Anyway, he texted me on Friday to ask if, for the very last time, he could borrow some money until payday. I cannot refuse him, even now.

We agreed that I would lend him the money when I went round today to collect more things (or, as I said, the final things). However, time worked against me and, before I had walked the boys in the park, had lunch, brought the boys back and sat at the kitchen table having a cup of tea with FfI, he texted me to ask when I was coming. I explained it probably wouldn’t be till 3 p.m. or so.

He couldn’t wait that long. So I agreed to meet him at the corner by the supermarket on the way to the park with the boys.

He was there on time. We chatted, mostly about me and what I had been doing. I failed to ask what he had been doing. I purposely failed. I do and I don’t want to know. The “don’t want to know” won. It’s probably as well as it saves him having to lie.

He was asking when he would see me next (to pay back the money, the cigarettes, the gas bill). I explained that Best Mate would be coming now for certain. I said we might go for a pizza or something and I would text him. He won’t come. He will be too busy or something or have something else on.

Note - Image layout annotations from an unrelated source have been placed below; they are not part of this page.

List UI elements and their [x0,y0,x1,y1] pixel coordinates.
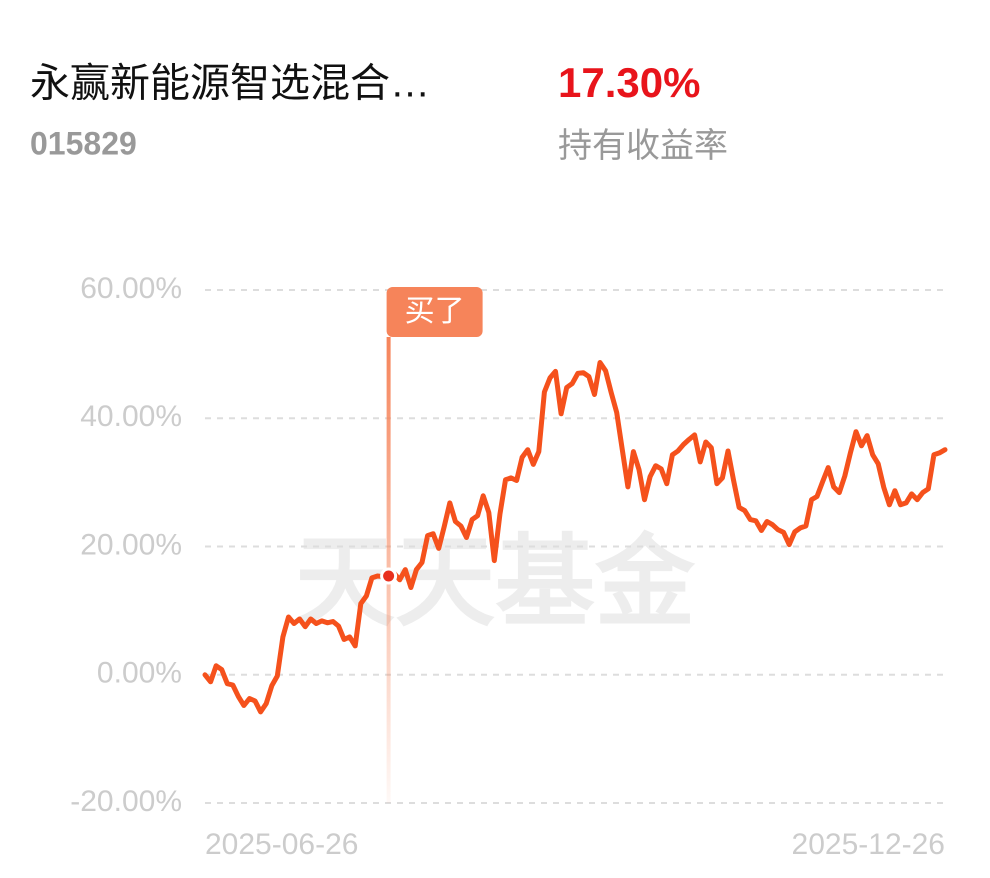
buy-point [380,567,398,585]
buy-badge [386,287,483,337]
return-value: 17.30% [558,59,700,106]
line-series [202,360,948,715]
y-tick-label: 40.00% [80,400,182,433]
fund-code: 015829 [30,125,137,161]
y-tick-label: 20.00% [80,528,182,561]
buy-label: 买了 [405,295,465,328]
x-tick-label: 2025-06-26 [205,828,358,861]
fund-title: 永赢新能源智选混合… [30,62,430,106]
y-tick-label: 0.00% [97,657,182,690]
y-tick-label: -20.00% [70,785,182,818]
y-tick-label: 60.00% [80,272,182,305]
return-label: 持有收益率 [558,127,728,165]
x-tick-label: 2025-12-26 [792,828,945,861]
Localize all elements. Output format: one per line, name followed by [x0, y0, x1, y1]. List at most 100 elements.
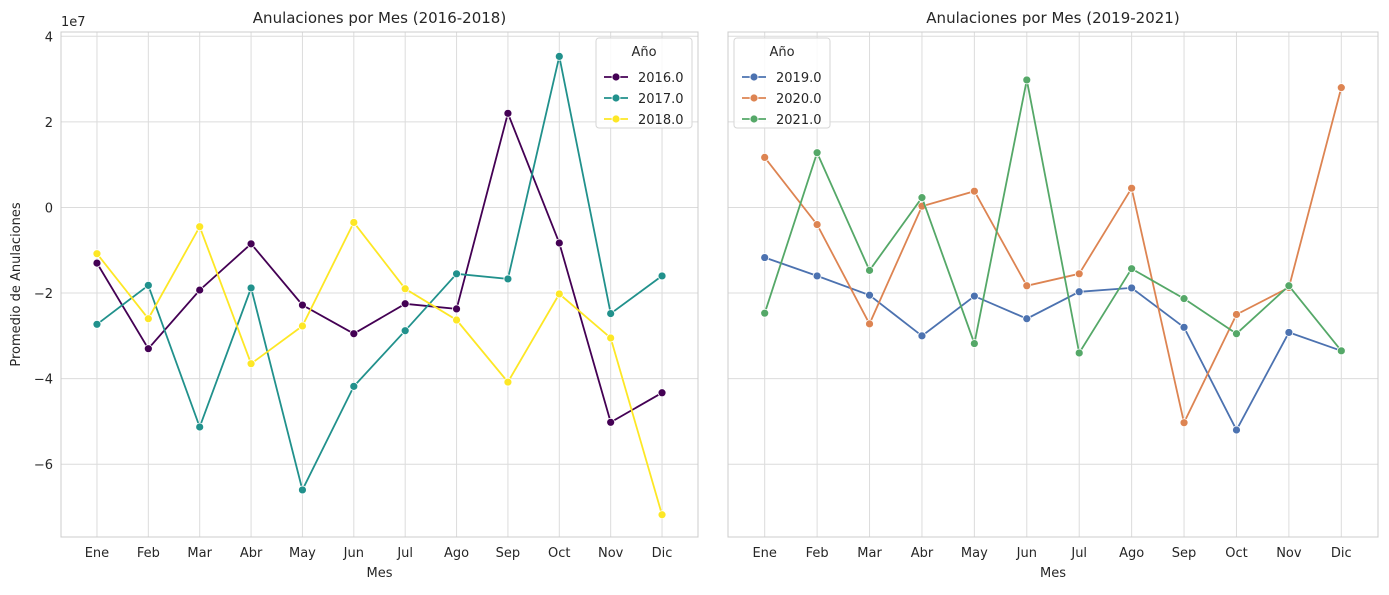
data-point — [1336, 346, 1346, 356]
x-axis-label: Mes — [367, 566, 393, 581]
series-line — [763, 79, 1343, 356]
data-point — [452, 269, 461, 279]
data-point — [195, 222, 205, 232]
data-point — [760, 308, 770, 318]
data-point — [1179, 294, 1189, 304]
x-tick-label: Mar — [857, 546, 882, 561]
y-tick-label: −2 — [34, 287, 53, 302]
data-point — [554, 238, 564, 248]
x-tick-label: Nov — [1276, 546, 1302, 561]
data-point — [1074, 287, 1084, 297]
data-point — [917, 331, 927, 341]
data-point — [298, 485, 307, 495]
data-point — [1284, 281, 1294, 291]
y-tick-label: −4 — [34, 373, 53, 388]
data-point — [606, 333, 616, 343]
data-point — [452, 304, 461, 314]
x-tick-label: Jun — [1016, 546, 1037, 561]
series-2021.0 — [760, 75, 1346, 358]
x-tick-label: Feb — [137, 546, 160, 561]
x-tick-label: Dic — [652, 546, 673, 561]
data-point — [657, 388, 667, 398]
series-line — [96, 110, 663, 424]
data-point — [143, 314, 153, 324]
legend-marker — [749, 93, 759, 103]
legend-label: 2018.0 — [638, 113, 684, 128]
data-point — [195, 285, 205, 295]
x-tick-label: Abr — [911, 546, 934, 561]
legend-marker — [749, 72, 759, 82]
data-point — [865, 265, 874, 275]
x-axis-label: Mes — [1040, 566, 1066, 581]
data-point — [1127, 183, 1137, 193]
legend-box — [733, 37, 831, 129]
x-tick-label: Jul — [396, 546, 413, 561]
data-point — [1022, 281, 1032, 291]
data-point — [969, 339, 979, 348]
data-point — [503, 108, 513, 118]
x-tick-label: Jun — [343, 546, 364, 561]
series-2019.0 — [760, 253, 1346, 435]
chart-title: Anulaciones por Mes (2019-2021) — [926, 9, 1179, 27]
legend-marker — [611, 114, 621, 124]
legend-marker — [611, 93, 621, 103]
legend-marker — [749, 114, 759, 124]
data-point — [1074, 348, 1084, 358]
series-line — [764, 256, 1342, 432]
data-point — [1284, 328, 1294, 337]
series-line — [763, 87, 1343, 426]
y-axis-label: Promedio de Anulaciones — [9, 202, 24, 367]
y-tick-label: 2 — [45, 116, 53, 131]
data-point — [92, 249, 102, 259]
x-tick-label: Mar — [187, 546, 212, 561]
y-tick-label: −6 — [34, 458, 53, 473]
data-point — [554, 51, 564, 61]
data-point — [400, 299, 410, 309]
data-point — [812, 220, 822, 229]
legend-label: 2017.0 — [638, 92, 684, 107]
x-tick-label: Sep — [496, 546, 521, 561]
legend-label: 2016.0 — [638, 71, 684, 86]
x-tick-label: Ene — [752, 546, 776, 561]
data-point — [92, 319, 102, 329]
data-point — [246, 283, 256, 293]
plot-frame — [60, 31, 699, 538]
data-point — [1127, 264, 1137, 274]
series-line — [96, 56, 663, 493]
data-point — [865, 290, 874, 300]
x-tick-label: Feb — [806, 546, 829, 561]
data-point — [657, 510, 667, 520]
series-2018.0 — [92, 218, 667, 520]
x-tick-label: Ene — [85, 546, 109, 561]
x-tick-label: Ago — [444, 546, 469, 561]
data-point — [298, 321, 307, 331]
data-point — [812, 148, 822, 158]
data-point — [760, 152, 770, 162]
x-tick-label: Jul — [1070, 546, 1087, 561]
data-point — [143, 280, 153, 290]
x-tick-label: Abr — [240, 546, 263, 561]
data-point — [1232, 310, 1241, 319]
data-point — [246, 359, 256, 369]
data-point — [349, 381, 359, 391]
data-point — [400, 284, 410, 294]
data-point — [1127, 283, 1137, 293]
data-point — [1179, 418, 1189, 428]
chart-panel-2: Ene Feb Mar Abr May Jun Jul Ago Sep Oct Nov Dic Anul… — [727, 9, 1379, 581]
legend-title: Año — [631, 45, 656, 60]
x-tick-label: Ago — [1119, 546, 1144, 561]
data-point — [865, 319, 874, 329]
data-point — [503, 377, 513, 387]
x-tick-label: May — [961, 546, 988, 561]
legend: Año 2016.0 2017.0 2018.0 — [595, 37, 693, 129]
data-point — [760, 253, 770, 262]
data-point — [917, 193, 927, 203]
y-tick-label: 4 — [45, 30, 53, 45]
data-point — [1232, 425, 1241, 435]
legend-label: 2019.0 — [776, 71, 822, 86]
data-point — [606, 309, 616, 319]
data-point — [969, 186, 979, 196]
series-2016.0 — [92, 108, 667, 427]
data-point — [349, 218, 359, 227]
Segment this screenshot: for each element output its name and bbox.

He looked sad. The big but here is – is it for real or is it just like this until the Final Question is done and dusted. I don’t know. I don’t like to see him sad but I’m not sure it’s not an act.

I think it’s an act, put on for effect. That’s kinda sad in itself.

2 thoughts on “Untitled

  1. Oh my, and so the “push-pull” continues…….and the ‘final question’, perhaps best never answered if you and V want to “hold On’, best answered when you and V decide you don’t.

    Answers are final if they are true which seems to another aspect of your wonder, lie? verses not. This quandry (sp) could last forever.

    I guess I would respectfully ask you this – when did V’s true colors become not so true?Or were you/are you colored blind?

    Love and true colors
    Gail
    peace…..

  2. Oh I was definitely colour blind. Sometimes it’s better not to really know something and, other times, you should know but you choose to turn a blind eye. Blind and colour blind – a dangerous combination.